Selain konsep hiburan yang harus diganti, kepenatan yang menyebabkan orang butuh hiburan, mesti dihilangkan. Penat muncul salah satunya karena setiap orang dituntut untuk mencari materi sebanyak-banyaknya demi memenuhi kebutuhan hidup. Biaya kebutuhan komunal seperti biaya pendidikan, kesehatan, keamanan, transportasi, hingga biaya makan sehari-hari semua harus dibayar oleh setiap individu. Walhasil, waktu untuk istirahat hanya sedikit, tak tersisa waktu untuk bercengkrama dengan keluarga apalagi untuk beribadah dan mengkaji ilmu agama. Penat semakin bertumpuk, jiwa pun makin jauh dari sang pencipta.

Menyerahkan segala pemenuhan hidup kepada individu adalah konsekuensi dari diterapkan sistem kapitalis. Dalam sistem ini negara berlepas tangan dari menyediakan berbagai kebutuhan komunal secara gratis. Dan yang makin memberatkan, negara meminta bagian atas nama pajak dari pendapatan yang diperoleh rakyat. Inilah biang kepenatan masyarakat.

Maka, sistem kapitalis inilah yang harus diganti. Harus diubah secara menyeluruh dengan menerapkan syariat Islam melalui penegakkan khilafah. Khilafah menjamin pemenuhan seluruh kebutuhan komunal masyarakat. Tanpa dipungut biaya atau dengan biaya yang sangat murah. Khilafah mampu memenuhinya karena pengelolaan seluruh sumber daya alam (SDA) seperti minyak bumi, gas alam, tambang mineral dan lain-lain dilakukan oleh khilafah. Sehingga pemasukan negara berlimpah. Maka akan ringanlah beban hidup masyarakat. Uang pun tidak menjadi tujuan hidup masyarakat.
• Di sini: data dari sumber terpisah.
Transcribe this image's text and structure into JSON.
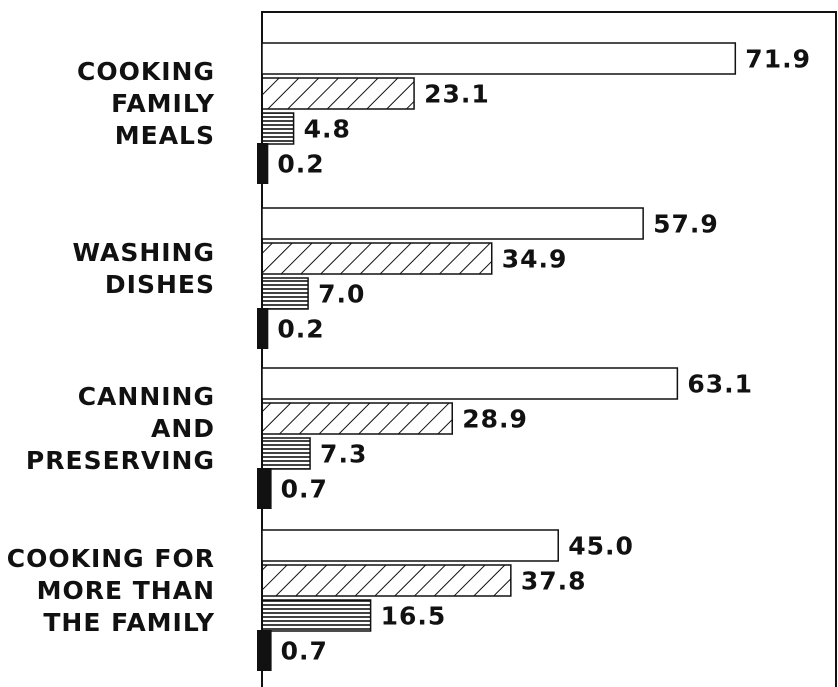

Adapun mengenai hiburan, Islam memiliki konsep yang unik. Dalam sebuah hadis riwayat at-Tirmidzi dan Ahmad, dari ‘Uqbah bin ‘Amir, Rasulullah Saw. bersabda:

كل ما يلهو به الرجل المسلم باطلٌ إلا رميه بقوسه، وتأديبه فرسه، وملاعبته أهله فإنهن من الحق

"Semua yang menjadi hiburan seorang muslim (laki-laki juga perempuan) itu tidak ada pahalanya, kecuali ia memanah dengan busur, ia melatih dirinya berkuda, atau ia bersenang-senang dengan istrinya. Itu semua tergolong al-haq (yang mendapatkan pahala)." 

Kata bathil dalam penafsiran para ulama terhadap hadis tersebut tidak menjelaskan bahwa hiburan itu sifatnya jelek. Hanya saja, ia bukan sesuatu yang mendapatkan pahala namun boleh-boleh saja dilakukan dengan batas yang wajar. Yang berpendapat demikian misalnya Ibn Taymiyyah dan as-Syaukani dalam Naylu al-Authar. Artinya selama aktivitas hiburan itu tidak melanggar hukum syara' dan tidak melalaikan kewajiban, maka boleh dilakukan. Hanya sebagai pelepas lelah dan penat. Dapat memberikan kemaslahatan dan ketenangan jiwa. 

Lanjut ar-Raysuni, menurut Abu Bakar ibn al-‘Arabi, sebenarnya yang disebut tergolong al-haq dalam hadis di atas tidak menunjukkan bahwa yang mendapatkan pahala hanya tiga hal (dalam hadis lain ada empat, ditambah dengan belajar berenang) itu saja. Itu hanya menunjukkan kepada hal-hal yang di masa Nabi menjadi perkara-perkara yang jelas manfaatnya di masyarakat. (www.bincangsyariah.com)

Berdasarkan pemaparan di atas, jelaslah bahwa ketika Islam diterapkan secara kafah dalam naungan khilafah, maka hidup manusia menjadi seimbang, jauh dari kepenatan apalagi kerusakan akibat perbuatan maksiat. Wallahua'lam.